APN has been shown to be more effective than SVN in its volume requirements and output rate. APN requires 0.5 mL, whereas an SVN requires a 3.0-mL fill volume to produce equal volumes of aerosol.¹² The volume of aerosol produced by APN in 30 seconds will be produced by the SVN in 10 minutes.¹² The higher efficiency is extremely valuable in severe bronchospasm situations, when time to onset is crucial.

CONCLUSION

A vibrating mesh membrane nebulizer was used to deliver and break a severe bronchospasm in a nasally intubated 3-year-old girl after MDI, jet nebulizers, and other pharmacologic interventions failed. In this case, several advantages of the APN helped to quickly deliver adequate quantities of drug to the lungs through a nasal RAE ETT to relieve bronchospasm when SVN failed. Unlike APN, SVN has several disadvantages, such as a requirement for its own flow to aerosolize the drug and droplet instability, which can lead to droplet aggregation or disruption. APN can produce uniformly sized droplets with enhanced droplet stability. APN produces a larger total volume of aerosol in a shorter time period for a given amount of drug in comparison to an SVN. The smaller particles produced by APN result in less aerosol loss in the circuit and airways, which is especially helpful with a small nasal RAE ETT. We propose that future research comparing MDI, SVN, and APN using a test lung setup with anesthesia ventilators similar to the research accomplished using ICU ventilators can further demonstrate the efficacy of inhaled drug delivery in intubated patients using inhalers and nebulizers.

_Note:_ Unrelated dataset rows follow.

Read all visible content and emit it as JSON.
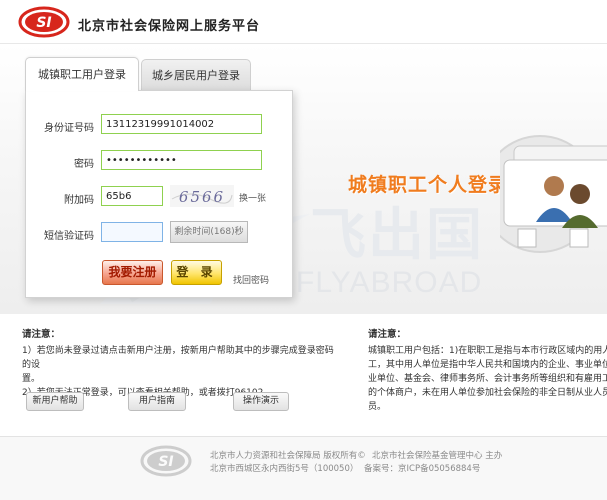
{
  "header": {
    "logo_text": "SI",
    "site_title": "北京市社会保险网上服务平台"
  },
  "tabs": [
    {
      "label": "城镇职工用户登录",
      "active": true
    },
    {
      "label": "城乡居民用户登录",
      "active": false
    }
  ],
  "form": {
    "id_label": "身份证号码",
    "id_value": "13112319991014002",
    "password_label": "密码",
    "password_value": "••••••••••••",
    "captcha_label": "附加码",
    "captcha_value": "65b6",
    "captcha_image_text": "6566",
    "captcha_refresh": "换一张",
    "sms_label": "短信验证码",
    "sms_value": "",
    "sms_button": "剩余时间(168)秒",
    "register_button": "我要注册",
    "login_button": "登 录",
    "forgot_password": "找回密码"
  },
  "banner": {
    "title": "城镇职工个人登录",
    "watermark_cn": "飞出国",
    "watermark_en": "FLYABROAD"
  },
  "notice_left": {
    "title": "请注意：",
    "lines": [
      "1）若您尚未登录过请点击新用户注册，按新用户帮助其中的步骤完成登录密码的设",
      "置。",
      "2）若您无法正常登录，可以查看相关帮助，或者拨打96102。"
    ]
  },
  "notice_right": {
    "title": "请注意：",
    "lines": [
      "城镇职工用户包括：1)在职职工是指与本市行政区域内的用人单位",
      "工，其中用人单位是指中华人民共和国境内的企业、事业单位、社会团",
      "业单位、基金会、律师事务所、会计事务所等组织和有雇用工的个体",
      "的个体商户，未在用人单位参加社会保险的非全日制从业人员以及其他",
      "员。"
    ]
  },
  "help_buttons": [
    {
      "label": "新用户帮助"
    },
    {
      "label": "用户指南"
    },
    {
      "label": "操作演示"
    }
  ],
  "footer": {
    "line1_left": "北京市人力资源和社会保障局 版权所有©",
    "line1_right": "北京市社会保险基金管理中心 主办",
    "line2_left": "北京市西城区永内西街5号（100050）",
    "line2_right": "备案号：京ICP备05056884号"
  },
  "colors": {
    "accent_orange": "#f07c1e",
    "logo_red": "#d7261c",
    "field_green": "#8fd14f"
  }
}
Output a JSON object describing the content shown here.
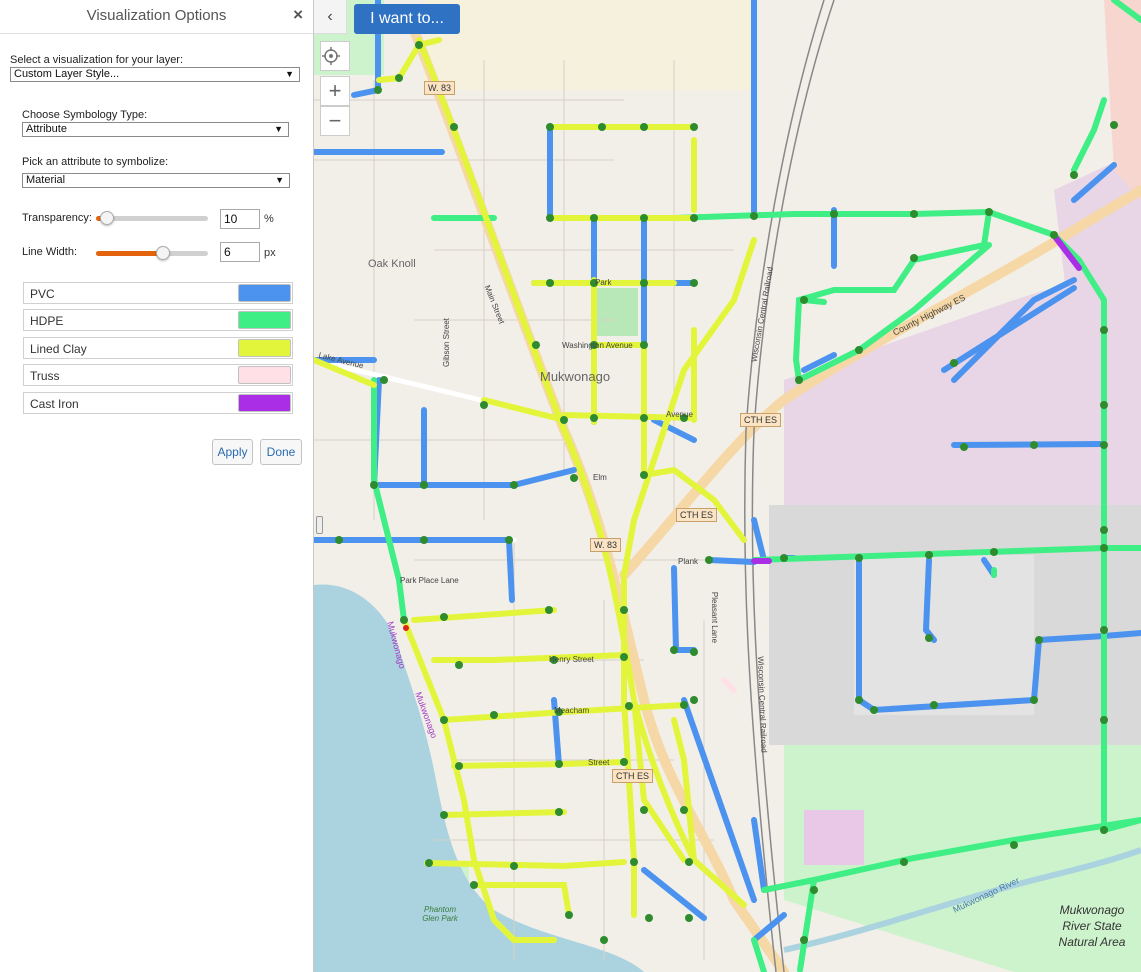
{
  "panel": {
    "title": "Visualization Options",
    "close_symbol": "×",
    "visualization_label": "Select a visualization for your layer:",
    "visualization_value": "Custom Layer Style...",
    "symbology_label": "Choose Symbology Type:",
    "symbology_value": "Attribute",
    "attribute_label": "Pick an attribute to symbolize:",
    "attribute_value": "Material",
    "transparency": {
      "label": "Transparency:",
      "value": "10",
      "unit": "%",
      "fraction": 0.1
    },
    "line_width": {
      "label": "Line Width:",
      "value": "6",
      "unit": "px",
      "fraction": 0.6
    },
    "legend": [
      {
        "label": "PVC",
        "color": "#4b93ee"
      },
      {
        "label": "HDPE",
        "color": "#3fee84"
      },
      {
        "label": "Lined Clay",
        "color": "#e3f53a"
      },
      {
        "label": "Truss",
        "color": "#ffe0e6"
      },
      {
        "label": "Cast Iron",
        "color": "#aa2ee6"
      }
    ],
    "apply_label": "Apply",
    "done_label": "Done"
  },
  "map": {
    "i_want_label": "I want to...",
    "collapse_symbol": "‹",
    "zoom_in_symbol": "+",
    "zoom_out_symbol": "−",
    "labels": {
      "w83_top": "W. 83",
      "oak_knoll": "Oak Knoll",
      "mukwonago": "Mukwonago",
      "washington_avenue": "Washington Avenue",
      "gibson_street": "Gibson Street",
      "county_highway": "County Highway ES",
      "cth_es_1": "CTH ES",
      "cth_es_2": "CTH ES",
      "cth_es_3": "CTH ES",
      "w83_mid": "W. 83",
      "plank": "Plank",
      "park_place_lane": "Park Place Lane",
      "pleasant_lane": "Pleasant Lane",
      "wisconsin_central_rr_1": "Wisconsin Central Railroad",
      "wisconsin_central_rr_2": "Wisconsin Central Railroad",
      "henry_street": "Henry Street",
      "meacham": "Meacham",
      "street": "Street",
      "mukwonago_river": "Mukwonago River",
      "phantom_glen_park": "Phantom Glen Park",
      "state_natural_area": "Mukwonago River State Natural Area",
      "lake_avenue": "Lake Avenue",
      "avenue": "Avenue",
      "elm": "Elm",
      "park": "Park",
      "mukwonago_lake": "Mukwonago",
      "main": "Main Street",
      "lake_label_2": "Mukwonago"
    },
    "colors": {
      "background": "#f2efe9",
      "water": "#aad3df",
      "park": "#cdf3cd",
      "commercial": "#e8d6e6",
      "industrial": "#d9d9d9",
      "road_major": "#f6d7a6",
      "node": "#2e8b2e"
    }
  }
}
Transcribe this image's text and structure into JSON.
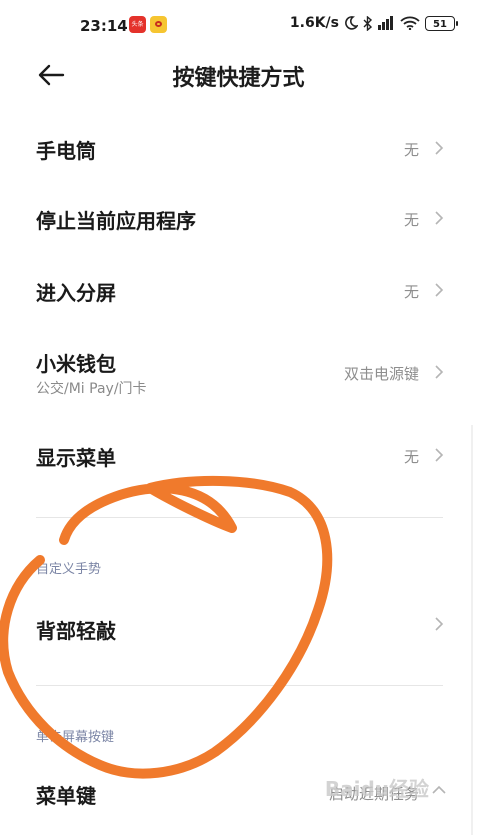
{
  "status_bar": {
    "time": "23:14",
    "net_speed": "1.6K/s",
    "battery": "51",
    "badge_red_text": "头条"
  },
  "header": {
    "title": "按键快捷方式",
    "back_icon": "back-arrow-icon"
  },
  "items": [
    {
      "label": "手电筒",
      "value": "无"
    },
    {
      "label": "停止当前应用程序",
      "value": "无"
    },
    {
      "label": "进入分屏",
      "value": "无"
    },
    {
      "label": "小米钱包",
      "subtitle": "公交/Mi Pay/门卡",
      "value": "双击电源键"
    },
    {
      "label": "显示菜单",
      "value": "无"
    }
  ],
  "section_gesture": {
    "header": "自定义手势",
    "items": [
      {
        "label": "背部轻敲",
        "value": ""
      }
    ]
  },
  "section_screen_keys": {
    "header": "单击屏幕按键",
    "items": [
      {
        "label": "菜单键",
        "value": "启动近期任务"
      }
    ]
  },
  "watermark": "Baidu经验",
  "colors": {
    "annotation_stroke": "#f07a2c",
    "section_header": "#7c86a6",
    "value_text": "#8e8e8e"
  }
}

We believe that anesthesiologists should be aware of this treatment modality. It may be easily deployed and useful in severe bronchospasm especially in babies and children. Because of this experience, the Aeroneb nebulizer and its associated connectors are now stocked in our operating rooms. This case is especially importan because of the high incidence of asthma in many urban communities.